The Science of Political Polling


Phil Trounstine is Director of the Survey and Policy Research Institute (SPRI),
a self-supporting, non-profit entity located at San Jose State University that
provides consulting services in the areas of survey and policy research,
analysis and report generation to business, government, civic and political
organizations. The Institute provides mastery in sampling technique, instrument
design, quantitative and qualitative research,  professional interviewing, data
analysis, report presentation and multicultural research.

The use of polling to gauge the impact of statements from political candidates
on the electorate has been widespread during this years presidential race, and
accusations of deliberately biased polling have been made by both campaigns.
Phil, the former political editor of the San Jose Mercury News, will give an
overview of the science behind polling, give his sense of the level of bias in
the polls, and comment on how polling results may influence how voters make
their selections on election day.


Phil began his talk by explaining that the SPRI first developed its name by gathering information on California consumer confidence using the same polling techniques that the University of Michigan developed to gather national data on the same subject. Since then they have done a lot of polling for a variety of clients. Part of his goal in basing the institution at San Jose State was to help give the school more of the kind of name it deserves, especially considering that a lot of the worker bees that keep Silicon Valley moving forward come out of that school.

He then quoted a number of different national polls that showed Bush ahead of Kerry in the race to be the next President by one to two percent. Then he explained that there are many trick issues associated with getting good information from people. For example, if you ask someone what Party they associate with and then whom they will vote for, the answer is likely to be very predictable. If you put a number of questions between those, you are more likely to get answers that actually capture
that persons feelings.

Phil then explained that pollsters generally use randomized lists of residential land line phone numbers because studies have shown these are most likely to give answers that are statistically similar to those of election day, within margins of error.  There are companies that provide such lists in blocks of 1000, evenly distributed throughout the area codes and prefixes of the State.
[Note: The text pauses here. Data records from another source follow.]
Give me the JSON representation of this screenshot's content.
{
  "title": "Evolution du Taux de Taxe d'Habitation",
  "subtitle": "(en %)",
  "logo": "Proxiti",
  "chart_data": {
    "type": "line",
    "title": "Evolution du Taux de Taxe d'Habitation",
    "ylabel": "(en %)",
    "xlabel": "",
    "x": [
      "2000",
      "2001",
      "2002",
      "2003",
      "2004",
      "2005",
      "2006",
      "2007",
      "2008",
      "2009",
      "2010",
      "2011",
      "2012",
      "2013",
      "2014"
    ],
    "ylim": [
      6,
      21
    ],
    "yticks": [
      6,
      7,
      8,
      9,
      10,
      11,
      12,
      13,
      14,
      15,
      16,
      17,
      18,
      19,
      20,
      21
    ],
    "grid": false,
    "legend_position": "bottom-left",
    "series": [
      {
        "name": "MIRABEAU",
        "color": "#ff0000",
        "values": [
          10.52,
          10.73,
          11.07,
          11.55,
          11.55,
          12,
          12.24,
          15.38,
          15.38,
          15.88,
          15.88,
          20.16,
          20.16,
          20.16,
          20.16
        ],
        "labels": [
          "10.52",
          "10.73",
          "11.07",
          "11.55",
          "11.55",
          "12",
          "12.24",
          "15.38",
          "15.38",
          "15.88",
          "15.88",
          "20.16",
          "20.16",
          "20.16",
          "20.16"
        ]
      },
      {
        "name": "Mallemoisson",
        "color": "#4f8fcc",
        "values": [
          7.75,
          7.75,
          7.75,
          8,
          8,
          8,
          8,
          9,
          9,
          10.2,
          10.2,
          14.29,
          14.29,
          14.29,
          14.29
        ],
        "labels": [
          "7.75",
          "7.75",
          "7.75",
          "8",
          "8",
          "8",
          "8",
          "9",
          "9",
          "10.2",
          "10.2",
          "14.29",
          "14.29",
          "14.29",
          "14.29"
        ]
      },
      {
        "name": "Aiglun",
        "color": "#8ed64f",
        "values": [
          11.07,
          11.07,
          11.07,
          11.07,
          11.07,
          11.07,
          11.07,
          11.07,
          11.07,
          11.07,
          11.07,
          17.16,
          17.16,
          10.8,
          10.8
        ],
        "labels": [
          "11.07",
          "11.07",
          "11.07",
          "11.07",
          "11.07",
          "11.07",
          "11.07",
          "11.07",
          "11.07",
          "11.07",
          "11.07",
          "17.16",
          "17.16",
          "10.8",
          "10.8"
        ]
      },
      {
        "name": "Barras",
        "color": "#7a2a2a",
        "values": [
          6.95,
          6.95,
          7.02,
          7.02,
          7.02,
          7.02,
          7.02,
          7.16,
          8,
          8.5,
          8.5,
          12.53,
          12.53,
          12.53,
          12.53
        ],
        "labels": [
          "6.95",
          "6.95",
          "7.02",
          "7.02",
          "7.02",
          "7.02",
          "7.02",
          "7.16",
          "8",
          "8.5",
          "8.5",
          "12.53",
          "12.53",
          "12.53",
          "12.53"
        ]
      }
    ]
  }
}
Phil said there are some population shifts that are not captured by the sampling techniques above. For example, young voters are more likely to only have cell phones. To illustrate this he asked if anybody in the room had a cell phone and no land line. One person raised his hand (something less than 5% of the people in the room). Then he told us he had asked the same question in a classroom at San Jose State, and a quarter of the students had raised their hands. He said it was possible that such effects could make poll results different from the outcome of the election in States like Ohio and Florida that have huge populations of college students (who have been shown to be more likely to vote for Kerry).